Thursday 26th September 2013: 6.18am. Just had a very stressful and long day! Last night I upgraded my cloud's software and expanded the hard drive in one of my VMs as I was running out of space on it, all looked good, so I went to bed. I woke up this morning, and hmm my encrypted offsite personal data store is gone, something important as I need to file my Irish tax return and it contains the tax return login keys. Moreover, the VM which implements the encrypted store is frozen, same one as I expanded last night. I try rebooting it, and it hangs a few minutes after boot. Weird.
My first thought is it must be some software incompatibility in the upgrades - I upgraded each of the VMs as well as the hypervisor. So I spend the first few hours trial and erroring downgrades of various components, resetting the VM each time to a backup, removing various features and drives. The backup works perfectly, but as soon as I reextend its storage, and as soon as that VM writes anywhere into the extra storage, it hangs again. Even weirder.
So I wipe the VM, and completely redo it from backup. Same problem, writing into new storage freezes the VM. I wonder, is there a problem with the space where the hypervisor keeps the hard drives? While writing test files there, I notice that the hard drives image sizes add up to more than the partition's size. Eh? I think for a moment ... and the lightbulb turns on. ext4 stores files sparsely, so only the data written is stored and you can create files as large as you like. Therefore my VM was actually running out of storage.
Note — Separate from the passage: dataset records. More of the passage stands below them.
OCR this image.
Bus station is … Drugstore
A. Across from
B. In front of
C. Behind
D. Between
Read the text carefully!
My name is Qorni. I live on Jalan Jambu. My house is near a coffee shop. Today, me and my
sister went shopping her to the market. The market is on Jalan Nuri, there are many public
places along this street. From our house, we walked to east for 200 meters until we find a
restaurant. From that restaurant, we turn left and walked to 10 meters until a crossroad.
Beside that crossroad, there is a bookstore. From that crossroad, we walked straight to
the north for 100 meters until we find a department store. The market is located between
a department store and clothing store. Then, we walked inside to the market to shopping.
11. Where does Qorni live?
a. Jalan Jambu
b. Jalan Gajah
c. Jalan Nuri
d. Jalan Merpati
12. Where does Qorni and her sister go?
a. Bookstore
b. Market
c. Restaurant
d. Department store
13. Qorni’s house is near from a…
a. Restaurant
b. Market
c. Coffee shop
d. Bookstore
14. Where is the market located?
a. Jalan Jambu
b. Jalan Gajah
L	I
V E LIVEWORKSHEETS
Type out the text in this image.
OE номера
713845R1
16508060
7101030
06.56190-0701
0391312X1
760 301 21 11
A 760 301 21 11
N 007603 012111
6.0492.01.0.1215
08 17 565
So I clean out some stuff, and voila now the VM is working right. But hey, why isn't my encrypted offsite store working? The one with all my incredibly important, must never, ever lose data? That one.
Well, it turns out that when you delete a VM in my hypervisor, it helpfully deletes all drives associated with that VM i.e. my encrypted data, all of it. And the offsite backup had very helpfully replicated the deletion of everything to the remote site, so the remote backup was also hosed. When what I had done sank in ... that horrible sinking feeling in the pit of your stomach ...
Luckily, it turns out that LVM - the software which manages storage at its bottom most level - keeps a recent history of state, or, put another way, it lets you undo horrible horrible mistakes like deleting everything you own. One quick command later and voila, back came all my incredibly important stuff. And I felt so very, very much relieved ... all my tax stuff, accounts, everything important lives there. And I have no backup, as I had always assumed my offsite backup would be enough if anything ever went wrong.
That is going to change!!! The encrypted store predates my more recent ZFS storage array which actively protects against cosmic ray corruption and the like, and it is a very good place to keep important stuff. So, before I sleep tonight I'm going to set up automated daily backups of my encrypted store onto my ZFS array, still in encrypted form of course. And let this be a lesson to myself, don't keep your eggs in one basket ever again!
I think I'll sleep very well tonight.